03-12-2018, 03:44 AM
I'm trying to use the BAM Analysis Kit from http://www.y-str.org/2014/04/bam-analysis-kit.html to play around with some ancient samples, and I've been advised that it can take "hours, if not days" to analyze files.

Well, it's been about 24 hours thus far (I left the computer on overnight), I'm using the tool to analyze a 3.3GB BAM file (which is small-to-medium-sized file relative to some others, from what I can tell) from Brouhaski et al 2016, BUT it still appears to be going slower than expected.

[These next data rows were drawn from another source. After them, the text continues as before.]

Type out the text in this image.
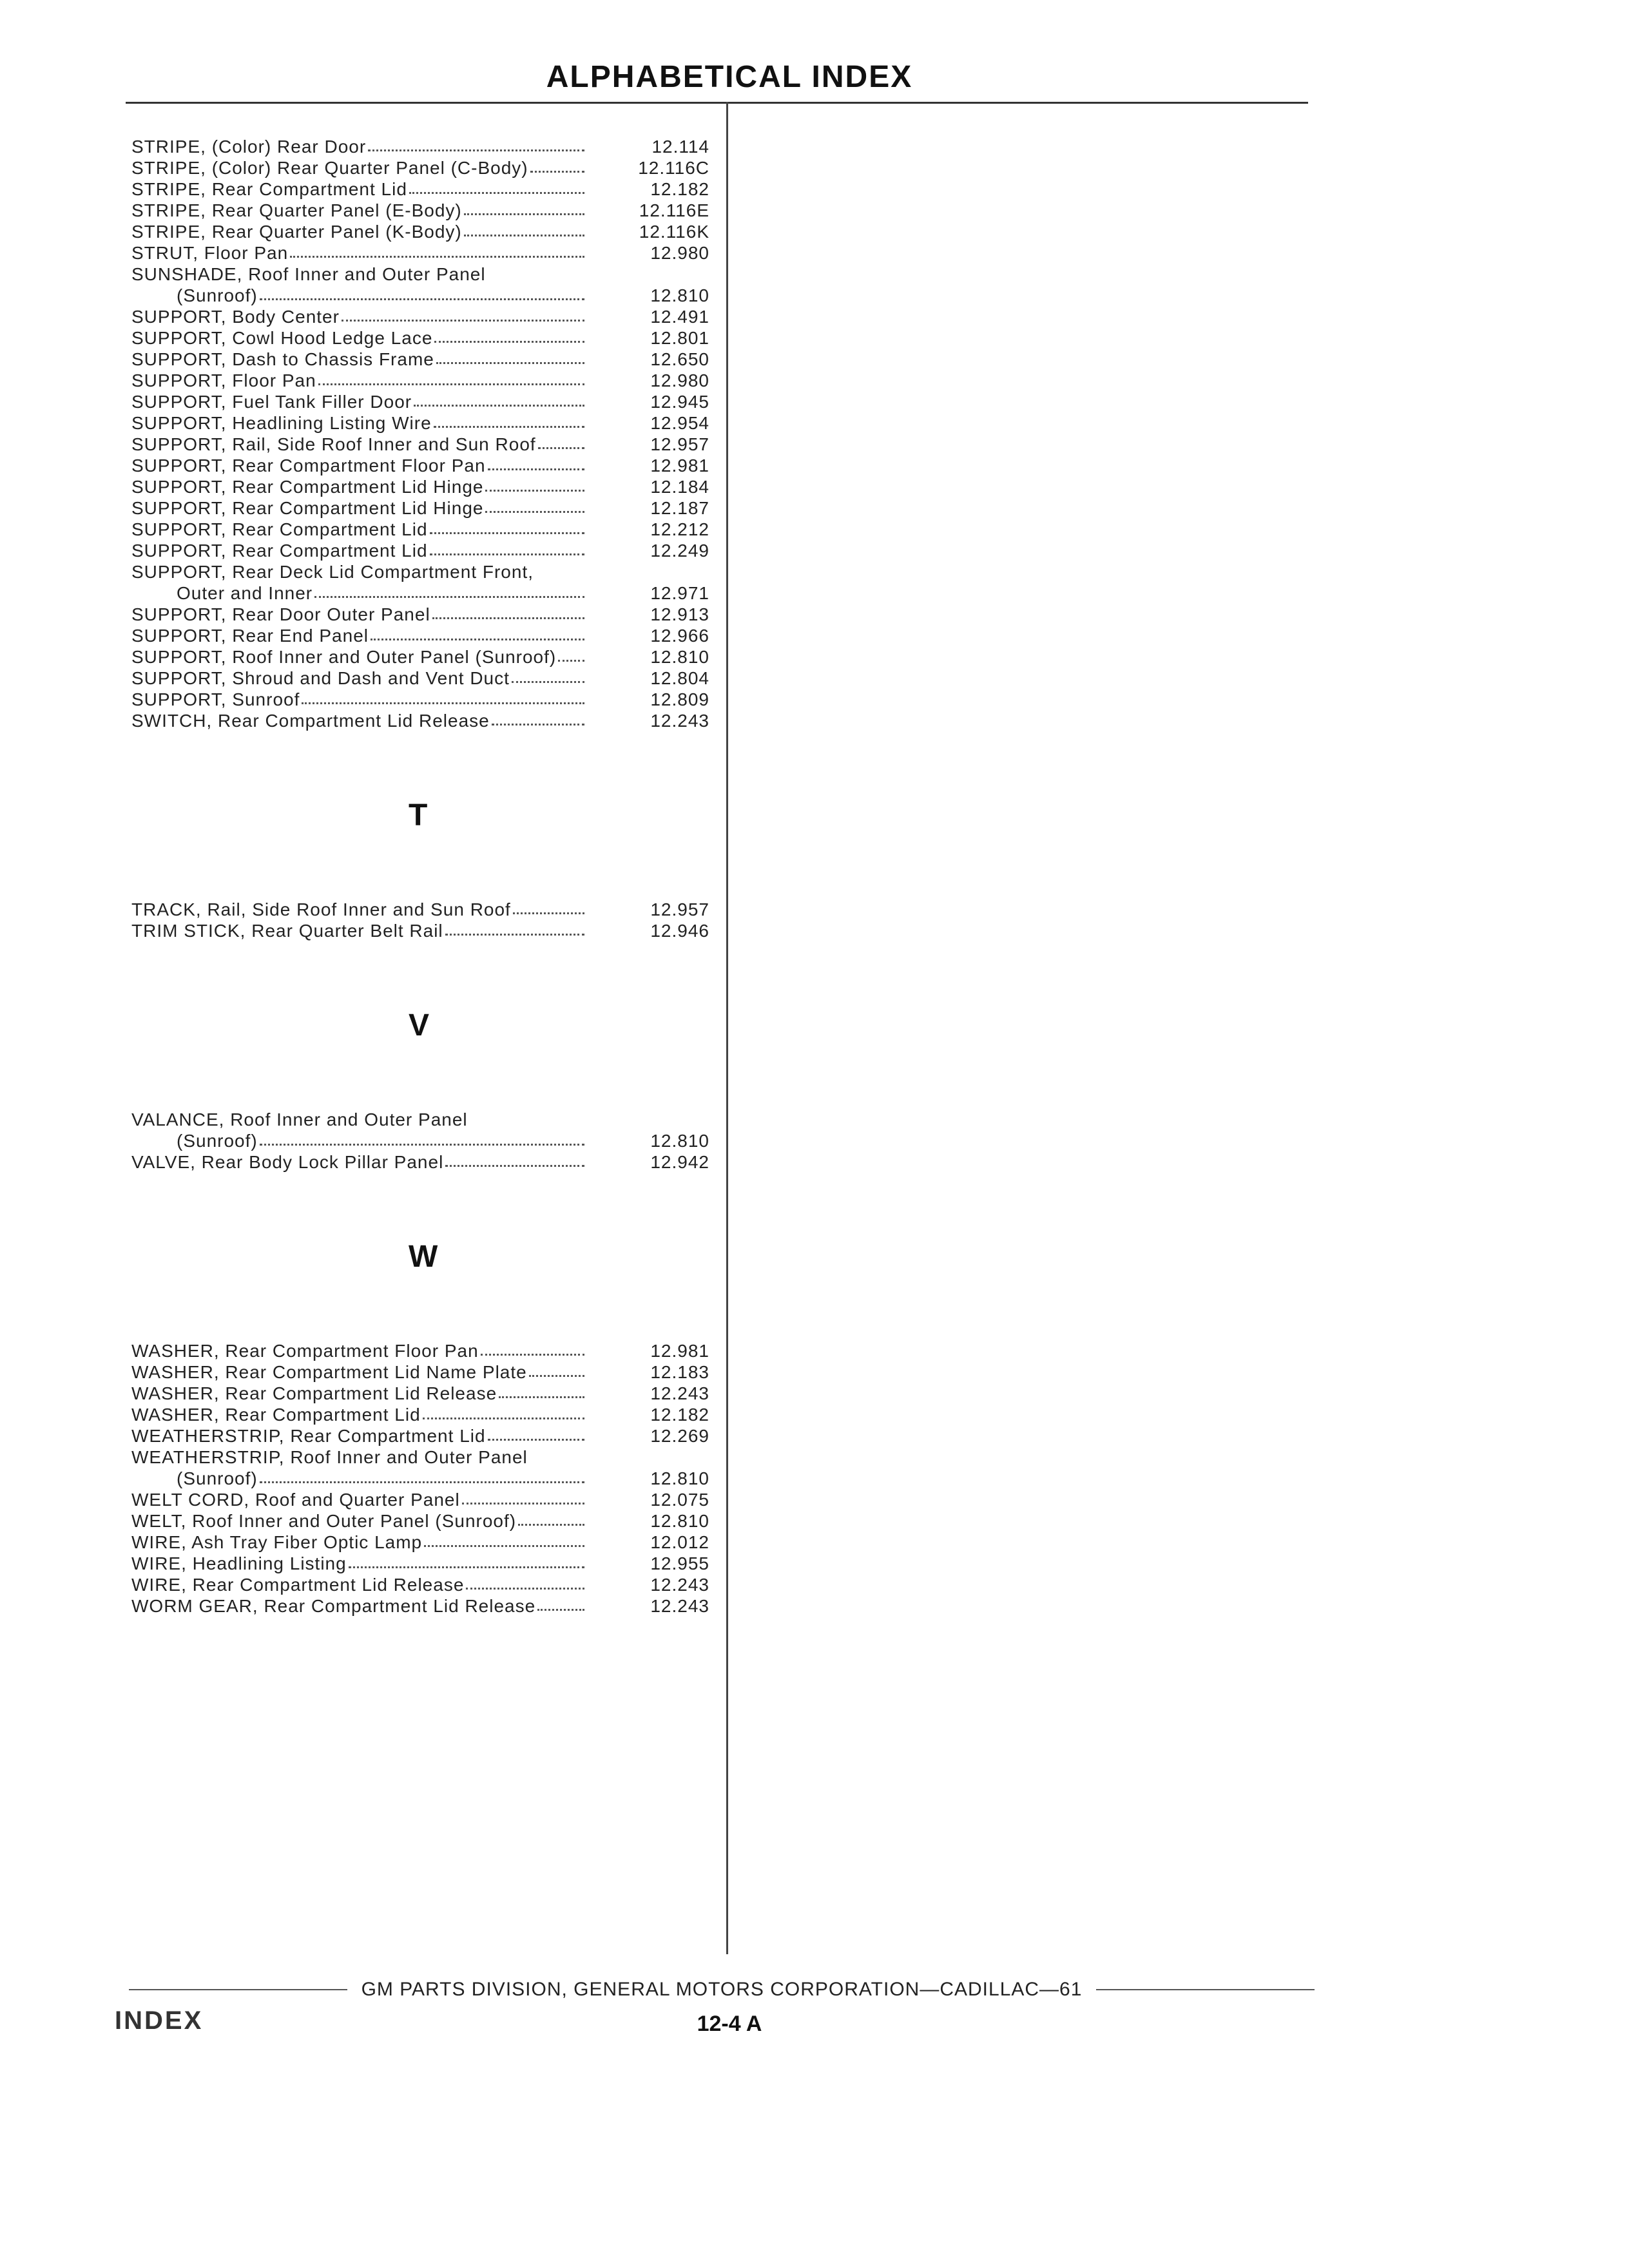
ALPHABETICAL INDEX
STRIPE, (Color) Rear Door	12.114
STRIPE, (Color) Rear Quarter Panel (C-Body)	12.116C
STRIPE, Rear Compartment Lid	12.182
STRIPE, Rear Quarter Panel (E-Body)	12.116E
STRIPE, Rear Quarter Panel (K-Body)	12.116K
STRUT, Floor Pan	12.980
SUNSHADE, Roof Inner and Outer Panel
(Sunroof)	12.810
SUPPORT, Body Center	12.491
SUPPORT, Cowl Hood Ledge Lace	12.801
SUPPORT, Dash to Chassis Frame	12.650
SUPPORT, Floor Pan	12.980
SUPPORT, Fuel Tank Filler Door	12.945
SUPPORT, Headlining Listing Wire	12.954
SUPPORT, Rail, Side Roof Inner and Sun Roof	12.957
SUPPORT, Rear Compartment Floor Pan	12.981
SUPPORT, Rear Compartment Lid Hinge	12.184
SUPPORT, Rear Compartment Lid Hinge	12.187
SUPPORT, Rear Compartment Lid	12.212
SUPPORT, Rear Compartment Lid	12.249
SUPPORT, Rear Deck Lid Compartment Front,
Outer and Inner	12.971
SUPPORT, Rear Door Outer Panel	12.913
SUPPORT, Rear End Panel	12.966
SUPPORT, Roof Inner and Outer Panel (Sunroof)	12.810
SUPPORT, Shroud and Dash and Vent Duct	12.804
SUPPORT, Sunroof	12.809
SWITCH, Rear Compartment Lid Release	12.243
T
TRACK, Rail, Side Roof Inner and Sun Roof	12.957
TRIM STICK, Rear Quarter Belt Rail	12.946
V
VALANCE, Roof Inner and Outer Panel
(Sunroof)	12.810
VALVE, Rear Body Lock Pillar Panel	12.942
W
WASHER, Rear Compartment Floor Pan	12.981
WASHER, Rear Compartment Lid Name Plate	12.183
WASHER, Rear Compartment Lid Release	12.243
WASHER, Rear Compartment Lid	12.182
WEATHERSTRIP, Rear Compartment Lid	12.269
WEATHERSTRIP, Roof Inner and Outer Panel
(Sunroof)	12.810
WELT CORD, Roof and Quarter Panel	12.075
WELT, Roof Inner and Outer Panel (Sunroof)	12.810
WIRE, Ash Tray Fiber Optic Lamp	12.012
WIRE, Headlining Listing	12.955
WIRE, Rear Compartment Lid Release	12.243
WORM GEAR, Rear Compartment Lid Release	12.243
GM PARTS DIVISION, GENERAL MOTORS CORPORATION—CADILLAC—61
INDEX	12-4 A
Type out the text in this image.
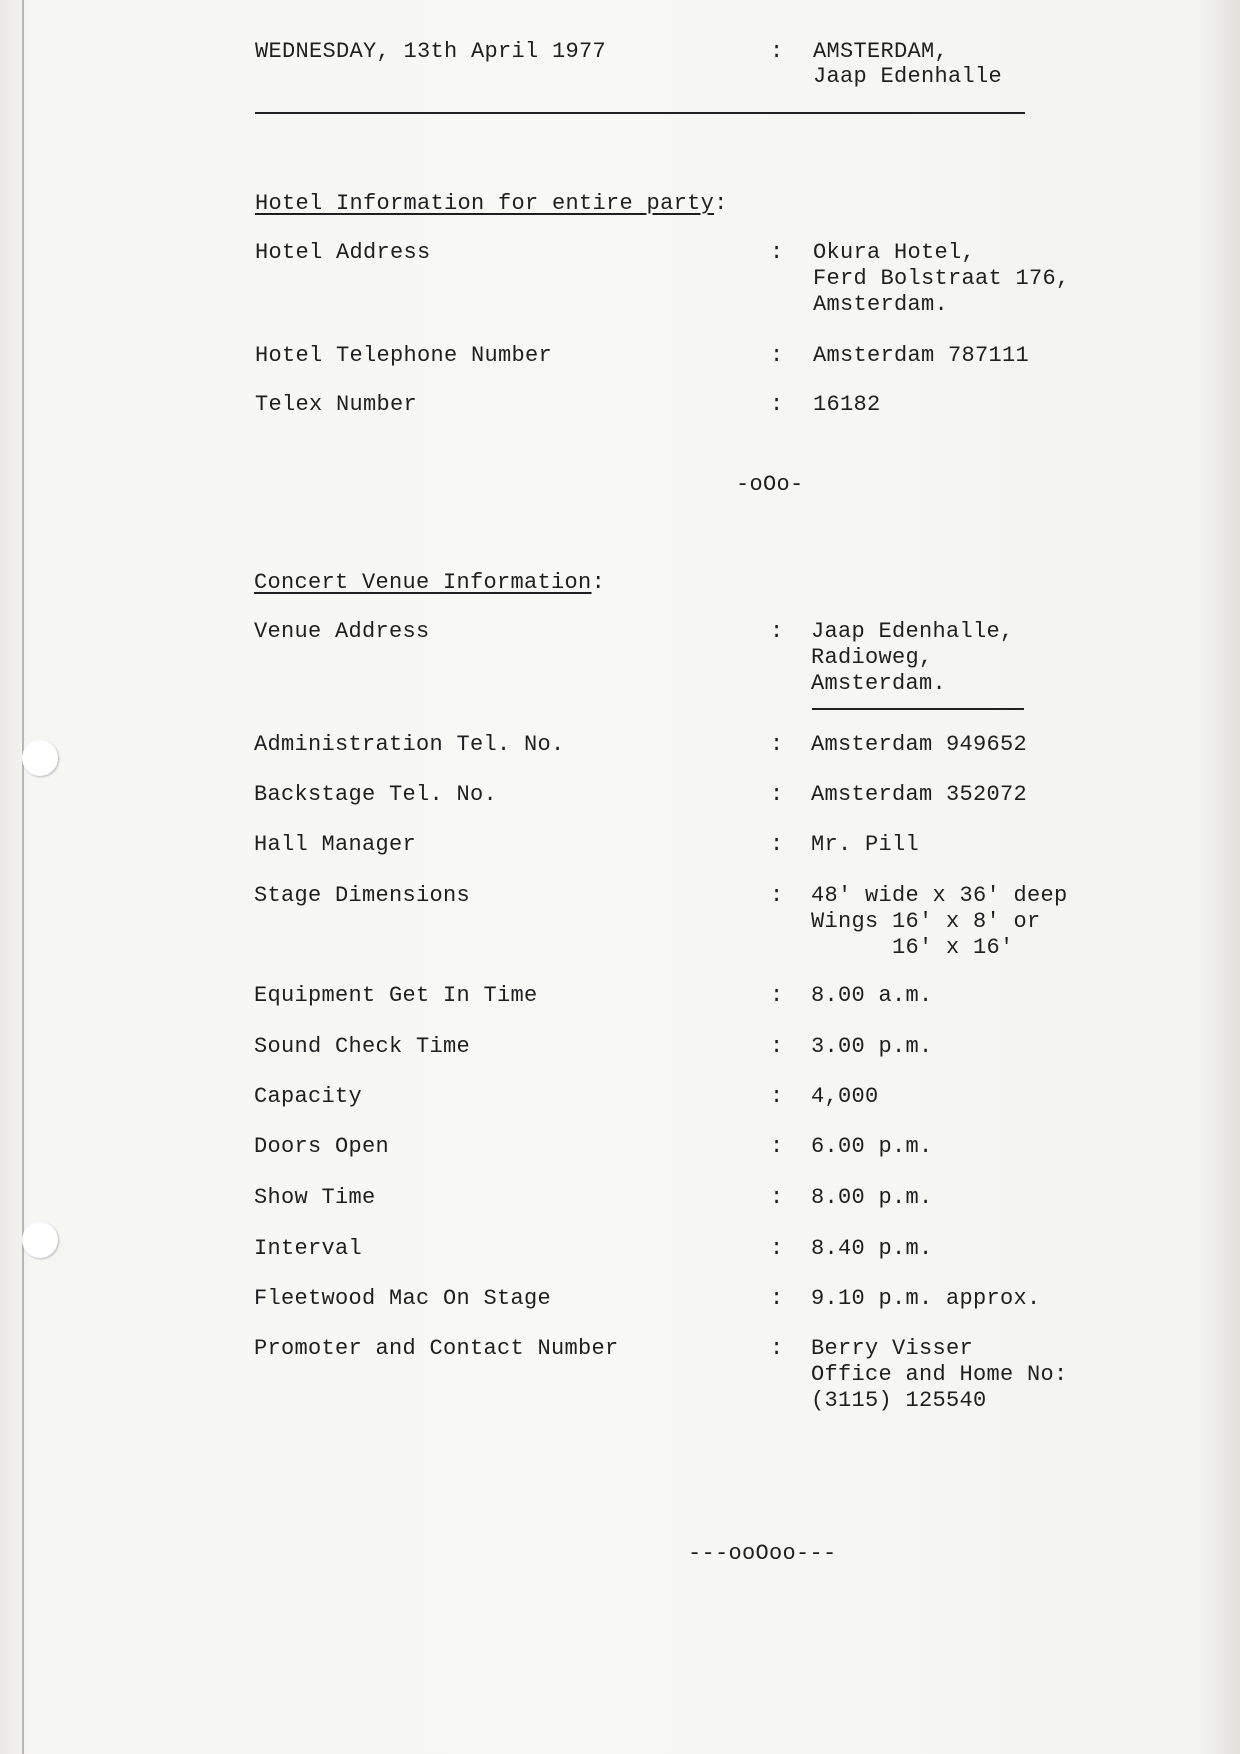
WEDNESDAY, 13th April 1977	: AMSTERDAM,
Jaap Edenhalle
Hotel Information for entire party:
Hotel Address	: Okura Hotel,
Ferd Bolstraat 176,
Amsterdam.
Hotel Telephone Number	: Amsterdam 787111
Telex Number	: 16182
-oOo-
Concert Venue Information:
Venue Address	: Jaap Edenhalle,
Radioweg,
Amsterdam.
Administration Tel. No.	: Amsterdam 949652
Backstage Tel. No.	: Amsterdam 352072
Hall Manager	: Mr. Pill
Stage Dimensions	: 48' wide x 36' deep
Wings 16' x 8' or
16' x 16'
Equipment Get In Time	: 8.00 a.m.
Sound Check Time	: 3.00 p.m.
Capacity	: 4,000
Doors Open	: 6.00 p.m.
Show Time	: 8.00 p.m.
Interval	: 8.40 p.m.
Fleetwood Mac On Stage	: 9.10 p.m. approx.
Promoter and Contact Number	: Berry Visser
Office and Home No:
(3115) 125540
---ooOoo---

It took ~22hours (even if my PC slept overnight, still at least 15 hours) just to get the notification that "INITIALIZATION COMPLETE; STARTING PROCESSING"!!! And now the CPU is cranking up and working on Chromosome 1

I used all the "default" settings; processing all 23 chromosomes, Y chr, X chr, telomere set, Y-STR set, 4 parallel threads.

My hardware:

Acer Aspire E5 575-33bm
Windows 10 64 bit
Intel Core i3-7100U (Kaby Lake) @ 2.4Ghz (2 cores, 4 threads), 3MB L3 cache
8GB 2200Mhz DDR4 Dual Channel RAM
1 TB 5400 RPM hard drive

I'd thought the CPU would be the "weak link" for this program, but the CPU/RAM usage has only really spiked occasionally. Thus, it occurs to me that the CPU is constantly waiting for my HARD DRIVE, which is the real weak link?

I was going to purchase a solid-state drive anyway; my question is whether my intuition is correct that the hard drive is the main drag for this program? The new SSD I'm looking at has MUCH MUCH higher sequential and random read & write speeds than my HDD; below are the Crystal Disk Mark benchmark results from my current hard drive:


vs a reviewer's benchmark from the internal SSD I'm looking at buying (250GB Samsung Evo 860 M.2)


Would loading these BAM files from an SSD produce the kind of massive speed boost I'm envisioning? Particularly in the "initialization" phase? Also, would I need to place the BAM Analysis Program files on the SDD as well to get the full benefit?

Any tips/advice would be great...

03-15-2018, 12:10 PM
I advise to seek the same samples in PLINK format which is much more easy to handle.
I used to waste time already on analizing BAMs but most of them where available in better formats.